Now, I am taking a class on metalogic where I learn about first-order model theory. I wonder how the definition of valid argument can be rewritten in a more precise manner in terms of model theory.

One possible way I can rewrite the definition is to first define an argument as a pair: Γ and A, where Γ is a set of sentences (premises) and A is a sentence (conclusion). Then I define an argument (Γ, A) to be valid if and only if for any structure M with M⊨Γ, M⊨A.

I wonder how this precise definition can be put into practice. Consider this simple example of an invalid argument: (Γ, A)=({p→q, q}, p). How can I use the definition to show it is invalid?

I am not sure what is the appropriate first-order language for this context. For now, let's assume that our language L consists two constant symbols: p and q.

In order to show that (Γ, A) is invalid, I can demonstrate with a L-structure M, which has domain {⊤, ⊥} and interpretation: p^M=⊥, q^M=⊤ (I am not sure if symbols ⊤, ⊥ are allowed to be in the domain). With this structure, we have M⊨Γ since M⊨p→q and M⊨q, but M⊨A is false, so (Γ, A) is invalid. Is that correct?

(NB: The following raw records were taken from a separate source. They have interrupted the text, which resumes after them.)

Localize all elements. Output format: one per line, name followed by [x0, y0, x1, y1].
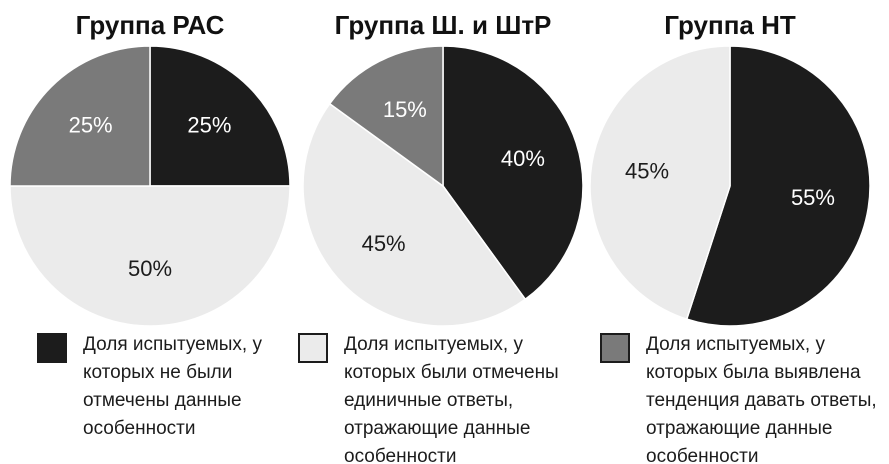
chart-title: Группа Ш. и ШтР [335, 10, 552, 40]
pie-slice [328, 45, 444, 188]
data-label: 25% [69, 112, 113, 137]
data-label: 50% [128, 256, 172, 281]
chart-title: Группа НТ [664, 10, 796, 40]
pie-slice [442, 45, 584, 301]
data-label: 45% [625, 159, 669, 184]
pie-slice [302, 102, 527, 327]
chart-title: Группа РАС [76, 10, 225, 40]
legend-text: Доля испытуемых, у которых не были отмеч… [83, 334, 262, 439]
data-label: 25% [187, 112, 231, 137]
legend-text: Доля испытуемых, у которых была выявлена… [646, 334, 877, 464]
pie-slice [685, 45, 871, 327]
data-label: 15% [383, 97, 427, 122]
legend-swatch [298, 333, 328, 363]
legend-item: Доля испытуемых, у которых не были отмеч… [37, 331, 283, 443]
data-label: 40% [501, 146, 545, 171]
data-label: 55% [791, 185, 835, 210]
legend-item: Доля испытуемых, у которых была выявлена… [600, 331, 889, 464]
pie-slice [589, 45, 731, 321]
pie-slice [9, 185, 291, 327]
legend-swatch [37, 333, 67, 363]
legend-swatch [600, 333, 630, 363]
pie-slice [149, 45, 291, 187]
pie-slice [9, 45, 151, 187]
legend-item: Доля испытуемых, у которых были отмечены… [298, 331, 579, 464]
data-label: 45% [362, 231, 406, 256]
legend-text: Доля испытуемых, у которых были отмечены… [344, 334, 559, 464]
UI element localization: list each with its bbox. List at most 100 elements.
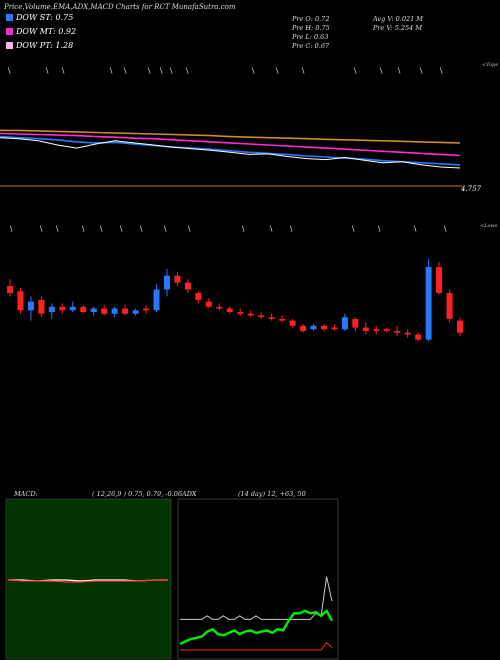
candle-body xyxy=(27,301,34,311)
macd-label: MACD: xyxy=(14,490,38,498)
tick-mark: \ xyxy=(252,67,255,75)
tops-label: <Tops xyxy=(482,62,498,68)
stat-prev-volume: Pre V: 5.254 M xyxy=(373,24,423,32)
tick-mark: \ xyxy=(378,225,381,233)
candle-body xyxy=(101,308,108,314)
candle-body xyxy=(436,267,443,293)
legend-swatch-magenta xyxy=(6,28,13,35)
candle-body xyxy=(279,318,286,321)
candle-body xyxy=(362,327,369,331)
tick-mark: \ xyxy=(140,225,143,233)
candle-body xyxy=(143,308,150,311)
tick-mark: \ xyxy=(164,225,167,233)
tick-mark: \ xyxy=(302,67,305,75)
stat-prev-open: Pre O: 0.72 xyxy=(292,15,330,23)
macd-series-line xyxy=(7,579,168,583)
macd-params: ( 12,26,9 ) 0.75, 0.79, -0.06 xyxy=(92,490,182,498)
tick-mark: \ xyxy=(352,225,355,233)
candle-body xyxy=(310,325,317,330)
tick-mark: \ xyxy=(186,67,189,75)
candle-body xyxy=(404,332,411,335)
tick-mark: \ xyxy=(414,225,417,233)
price-series-line xyxy=(0,137,461,169)
candle-body xyxy=(320,325,327,330)
candle-body xyxy=(205,301,212,307)
stat-prev-high: Pre H: 0.75 xyxy=(292,24,330,32)
candle-body xyxy=(373,329,380,331)
tick-mark: \ xyxy=(40,225,43,233)
tick-mark: \ xyxy=(354,67,357,75)
candle-body xyxy=(153,289,160,311)
tick-mark: \ xyxy=(420,67,423,75)
tick-marks-group: \ \ \ \ \ \ \ \ \ \ \ \ \ \ \ \ \ \ \ \ \ \ \ \ \ \ \ \ \ \ \ \ \ xyxy=(8,67,447,233)
tick-mark: \ xyxy=(170,67,173,75)
tick-mark: \ xyxy=(440,67,443,75)
legend-label: DOW ST: 0.75 xyxy=(16,13,74,22)
candle-body xyxy=(268,317,275,319)
tick-mark: \ xyxy=(290,225,293,233)
candle-body xyxy=(457,320,463,333)
adx-label: ADX xyxy=(182,490,197,498)
candle-body xyxy=(163,275,170,290)
candle-body xyxy=(247,313,254,316)
tick-mark: \ xyxy=(8,67,11,75)
tick-mark: \ xyxy=(188,225,191,233)
tick-mark: \ xyxy=(120,225,123,233)
adx-params: (14 day) 12, +63, 50 xyxy=(238,490,306,498)
candle-body xyxy=(122,308,129,314)
legend-swatch-pink xyxy=(6,42,13,49)
macd-panel xyxy=(5,498,172,660)
legend-item-dow-pt: DOW PT: 1.28 xyxy=(6,41,73,50)
tick-mark: \ xyxy=(46,67,49,75)
legend-item-dow-mt: DOW MT: 0.92 xyxy=(6,27,76,36)
tick-mark: \ xyxy=(148,67,151,75)
candle-body xyxy=(59,306,66,311)
candle-body xyxy=(184,282,191,290)
candle-body xyxy=(195,293,202,300)
tick-mark: \ xyxy=(10,225,13,233)
candle-body xyxy=(394,331,401,333)
candle-body xyxy=(90,308,97,312)
stat-prev-close: Pre C: 0.67 xyxy=(292,42,330,50)
candle-body xyxy=(48,306,55,312)
candle-body xyxy=(174,275,181,283)
tick-mark: \ xyxy=(56,225,59,233)
adx-series-line xyxy=(180,641,333,651)
candle-body xyxy=(352,318,359,328)
tick-mark: \ xyxy=(380,67,383,75)
chart-title: Price,Volume,EMA,ADX,MACD Charts for RCT… xyxy=(4,3,236,11)
price-level-label: 4.757 xyxy=(461,185,482,193)
lows-label: <Lows xyxy=(480,223,498,229)
legend-label: DOW MT: 0.92 xyxy=(16,27,77,36)
candle-body xyxy=(80,306,87,312)
legend-item-dow-st: DOW ST: 0.75 xyxy=(6,13,73,22)
candles-group xyxy=(7,258,463,342)
adx-group xyxy=(179,576,334,651)
candle-body xyxy=(7,286,13,293)
price-ema-group xyxy=(0,129,461,169)
tick-mark: \ xyxy=(160,67,163,75)
candle-body xyxy=(69,306,76,311)
candle-body xyxy=(111,308,118,314)
tick-mark: \ xyxy=(444,225,447,233)
macd-group xyxy=(7,579,168,583)
candle-body xyxy=(415,334,422,340)
candle-body xyxy=(216,306,223,309)
tick-mark: \ xyxy=(82,225,85,233)
tick-mark: \ xyxy=(62,67,65,75)
tick-mark: \ xyxy=(270,225,273,233)
tick-mark: \ xyxy=(100,225,103,233)
candle-body xyxy=(226,308,233,312)
candle-body xyxy=(38,299,45,314)
legend-swatch-blue xyxy=(6,14,13,21)
tick-mark: \ xyxy=(124,67,127,75)
price-series-line xyxy=(0,132,461,157)
candle-body xyxy=(331,327,338,330)
candle-body xyxy=(446,293,453,319)
tick-mark: \ xyxy=(242,225,245,233)
tick-mark: \ xyxy=(276,67,279,75)
candle-body xyxy=(17,291,24,311)
tick-mark: \ xyxy=(398,67,401,75)
adx-series-line xyxy=(180,576,333,620)
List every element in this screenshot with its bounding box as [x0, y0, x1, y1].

• Yes, you have it right. In model-theoretic terms, an argument is valid if every model of the premises is a model of the conclusion. In your example, you only need the propositional calculus and you are correct that there is a countermodel when q is true and p is false. Feb 3 at 3:18
• See IEP, Model-Theoretic Conceptions of Logical Consequence. However, you do not really need domains if you only consider propositional formulas. Their models just collapse to truth tables, each line of the truth table that assigns ⊤or ⊥ to each propositional letter is a "model". Domains are not for propositional letters but for variables in predicates. Variables run over elements in the domain when the truth of quantified statements is evaluated. Feb 3 at 4:30
• You're absolutely correct. And yes, you don't need the domains, as Conifold said. And models without domains are called: possible worlds!
– user71009
Feb 3 at 6:27